Ao lado desses pontos essenciais de resistência, elencamos os 12 pontos que constituem a essência do nosso programa no plano propositivo, e que constituem a âncora de um projeto nacional visando a consolidação de uma sociedade de bem estar social no Brasil. Ei-los:

  1. Defesa intransigente e absoluta de política do petróleo que assegure soberania na exploração e desenvolvimento do pré-sal, considerado o passaporte material definitivo para o Brasil ter acesso às políticas sociais mais avançadas do primeiro mundo;
  2. Compromisso radical, materializado nos orçamentos públicos, com os investimentos  em educação, saúde, previdência e assistência social;
  3. Crescente participação da sociedade, via orçamentos públicos, na mais valia social, instrumento para a estabilização de uma sociedade justa;
  4. Orientação permanente da política econômica no sentido do pleno emprego, meta que configura o grau de desenvolvimento e o nível de civilização de um povo, submetendo-se a ela as políticas monetária e fiscal;
  5. Políticas monetária e fiscal expansivas na baixa do ciclo econômico e estabilizadoras nos momentos de alta do ciclo;
  6. Redução drástica das taxas básicas de juros aos patamares internacionais, com controle rigoroso, no interesse público, do fluxo de capitais, conciliando a política monetária com uma política consistente de administração de abastecimento e preços;
  7. Compromisso inarredável com o aprofundamento das relações econômicas e geopolíticas com o bloco dos BRICS, incluindo as entidades financeiras por ele criadas;
  8. Controle do oligopólio midiático, cuja atuação cartelizada tem-se revelado a maior ameaça à democracia brasileira;
  9. Aceleração do processo de reforma agrária, conciliando agricultura familiar com grandes culturas de exportação;
  10. Estabelecimento de um código de conduta para os cargos técnico-administrativos de estatais e de um código de ética para ocupantes de altos cargos públicos  de forma a reduzir os riscos de corrupção no setor público direto e indireto;
  11. Estruturação de mecanismos de controle no Estado que, sem prejuízo da fiscalização e investigação, não interfira na gestão corrente e, sobretudo, não determine a paralisação de obras que venham a se tornar grandes elefantes brancos, com prejuízo para o contribuinte maior que o derivado da corrupção que combate;
  12. Estruturação de mecanismos ágeis para licenciamento ambiental os quais, sem prejuízo do devido controle legal, não resultem em impedimento ou retardamento indefinido de obras públicas e privadas.

 

Por certo que esse conjunto de objetivos não esgota as sugestões que os proponentes da Aliança pelo Brasil apresentam à Nação.

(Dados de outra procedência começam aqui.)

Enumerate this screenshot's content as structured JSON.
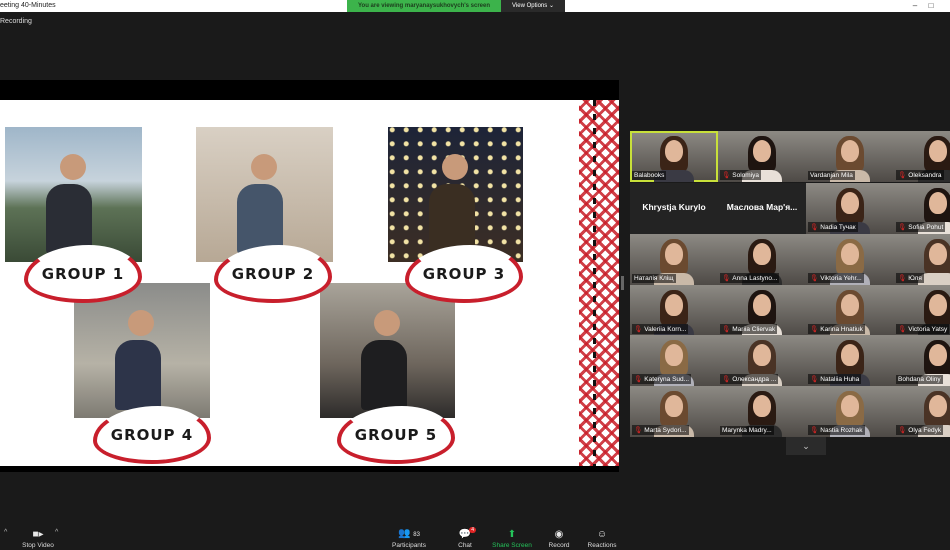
{
  "window": {
    "title": "eeting 40-Minutes",
    "banner": "You are viewing maryanaysukhovych's screen",
    "view_options": "View Options",
    "minimize": "–",
    "maximize": "□"
  },
  "status": {
    "recording": "Recording"
  },
  "slide": {
    "groups": [
      "GROUP 1",
      "GROUP 2",
      "GROUP 3",
      "GROUP 4",
      "GROUP 5"
    ],
    "accent": "#c81f2c"
  },
  "gallery": [
    {
      "name": "Balabooks",
      "muted": false
    },
    {
      "name": "Solomiya",
      "muted": true
    },
    {
      "name": "Vardanjan Mila",
      "muted": false
    },
    {
      "name": "Oleksandra",
      "muted": true
    },
    {
      "name": "Khrystja Kurylo",
      "muted": false
    },
    {
      "name": "Маслова Мар'я...",
      "muted": false
    },
    {
      "name": "Nadia Tyчак",
      "muted": true
    },
    {
      "name": "Sofiia Pohut",
      "muted": true
    },
    {
      "name": "Наталія Кліщ",
      "muted": false
    },
    {
      "name": "Anna Lastyno...",
      "muted": true
    },
    {
      "name": "Viktoria Yehr...",
      "muted": true
    },
    {
      "name": "Юля",
      "muted": true
    },
    {
      "name": "Valeriia Korn...",
      "muted": true
    },
    {
      "name": "Mariia Cliervak",
      "muted": true
    },
    {
      "name": "Karina Hnatiuk",
      "muted": true
    },
    {
      "name": "Victoria Yatsy",
      "muted": true
    },
    {
      "name": "Kateryna Sud...",
      "muted": true
    },
    {
      "name": "Олександра ...",
      "muted": true
    },
    {
      "name": "Nataliia Huha",
      "muted": true
    },
    {
      "name": "Bohdana Oliny",
      "muted": false
    },
    {
      "name": "Marta Sydori...",
      "muted": true
    },
    {
      "name": "Marynka Madry...",
      "muted": false
    },
    {
      "name": "Nastia Rozhak",
      "muted": true
    },
    {
      "name": "Olya Fedyk",
      "muted": true
    }
  ],
  "toolbar": {
    "stop_video": "Stop Video",
    "participants": "Participants",
    "participants_count": "83",
    "chat": "Chat",
    "chat_badge": "4",
    "share_screen": "Share Screen",
    "record": "Record",
    "reactions": "Reactions"
  }
}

Contudo, é um começo. Sobretudo, é uma expressão da democracia participativa, uma vez que são os cidadãos e cidadãs, não apenas seus representantes, que as apresentam ao povo, para que o povo, depois de discuti-las e melhorá-las, as leve aos centros de poder. Nosso intuito é, justamente, trazer esses princípios à discussão nas comunidades sociais, nas centrais sindicais, nos sindicatos, nos partidos políticos, nos núcleos de artistas, intelectuais, economistas, juristas e profissionais liberais, no conjunto da sociedade enfim.

 

Cremos que a esmagadora maioria da população brasileira está apreensiva sobre seu futuro. As elites dominantes querem adotar um sistema de super-exploração do trabalho e as elites dirigentes se curvaram a elas, muitos delas traindo o povo. O quadro internacional é de grande complexidade, com forças poderosas, externas e internas, tentando nos descolar da maior oportunidade em relações econômicas externas que tivemos nas últimas décadas, o bloco BRICS e seu Banco de Desenvolvimento. Ou reagimos, ou sucumbimos. A Aliança pelo Brasil pretende reunir sob a bandeira brasileira os que resistem a entregar sua soberania. Vamos lutar com todas as armas da lei para garantir desenvolvimento e emprego para todos os brasileiros.